La politique contient d'ailleurs une liste «non exhaustive» de circonstances pouvant entraîner des conflits d'intérêts : les services ou les activités professionnelles externes, les transactions avec une entreprise, l'engagement, la détermination ou la supervision des conditions d'emploi d'un proche, etc.
Depuis six mois
Or plus de six mois après l'entrée en vigueur de cette politique, une demande en vertu de la loi d'accès à l'information a permis d'apprendre qu'un seul chercheur, le Dr Marc-André Roy, a rempli le formulaire de déclaration de conflits d'intérêts réels, apparents ou potentiels. Il a toutefois été impossible d'en apprendre davantage sur les activités qui pourraient placer ce psychiatre en situation de conflit d'intérêts, plusieurs informations ayant été raturées dans le document transmis au Soleil.
Une plainte a aussi été déposée, mais il a été impossible d'en connaître la nature et l'objet. Le vice-recteur à la recherche, Edwin Bourget, est par ailleurs intervenu en juin pour clarifier une situation présentant des problèmes d'éthique.
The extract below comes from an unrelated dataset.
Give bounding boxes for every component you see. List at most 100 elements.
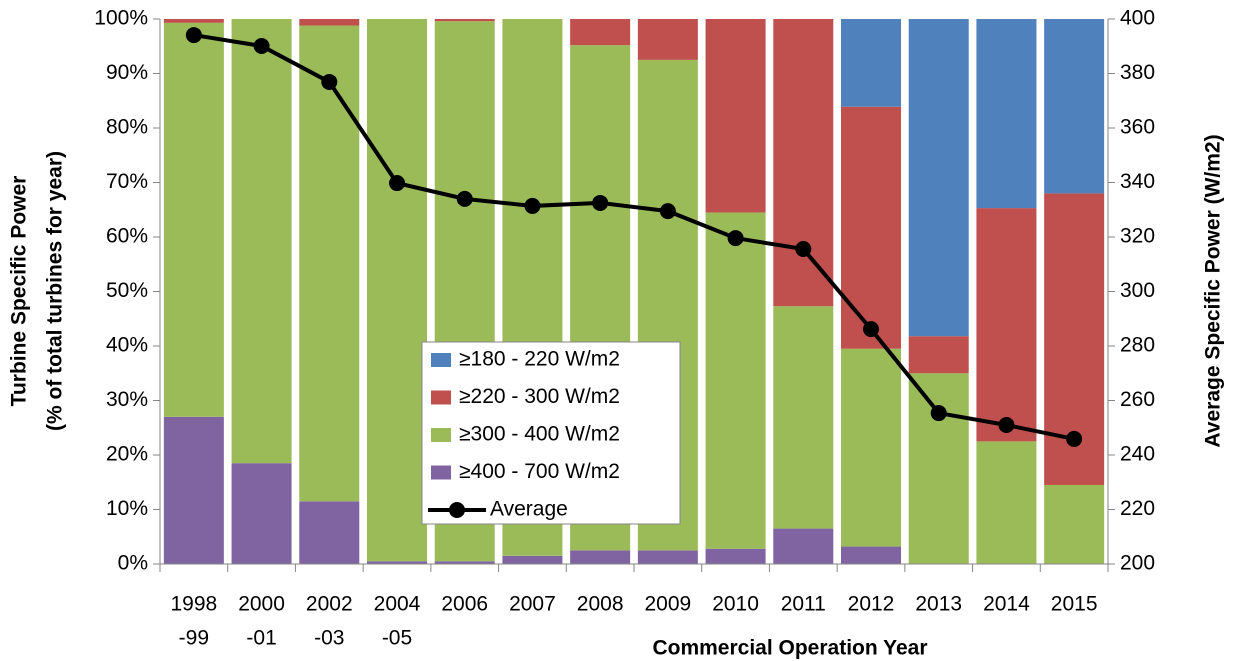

Un professeur du Département de génie civil, Jacques Marchand, a aussi manifesté son intention de remplir des demandes d'avis en lien avec la supervision de deux étudiants inscrits en génie civil et ses activités au sein de son entreprise, mais il n'a jamais complété la demande en question.
Les activités de deux entreprises présidées par M. Marchand ont créé des remous au Département de génie civil au cours de la dernière année, si bien que l'Université Laval a mis fin à l'entente la liant à l'une d'elles. M. Marchand n'a pas retourné notre appel hier.
Entreprises et consultants
Il est difficile de déterminer combien de déclarations auraient dû être remplies, mais plusieurs professeurs de l'Université Laval sont impliqués dans une entreprise ou agissent comme consultants. On en retrouve au moins trois au Département de génie civil, par exemple. Dans le domaine de la santé, plusieurs chercheurs, comme le réputé Dr Michel Bergeron, possèdent aussi leurs propres entreprises.
De son côté, le vice-recteur à la recherche, Edwin Bourget, est incapable d'estimer combien de personnes sont visées par cette mesure. Mais il convient qu'une seule déclaration, c'est peu. «Ça prend du temps à mettre en place, ce n'est pas si banal, dit-il. On a fait des conférences pour expliquer aux gens ce qu'est la politique, on a des dépliants... Je sais que le doyen de la faculté de médecine va exiger de ses profs qu'une déclaration soit faite.»
Selon M. Bourget, jusqu'à un an et demi peut être nécessaire avant de sensibiliser les chercheurs aux obligations contenues dans cette politique. «Il faut que les doyens et les directeurs de département se l'approprient et trouvent les moyens efficaces de demander ça. On ne peut pas juste jouer à la police, ça ne donne pas un résultat très intéressant.»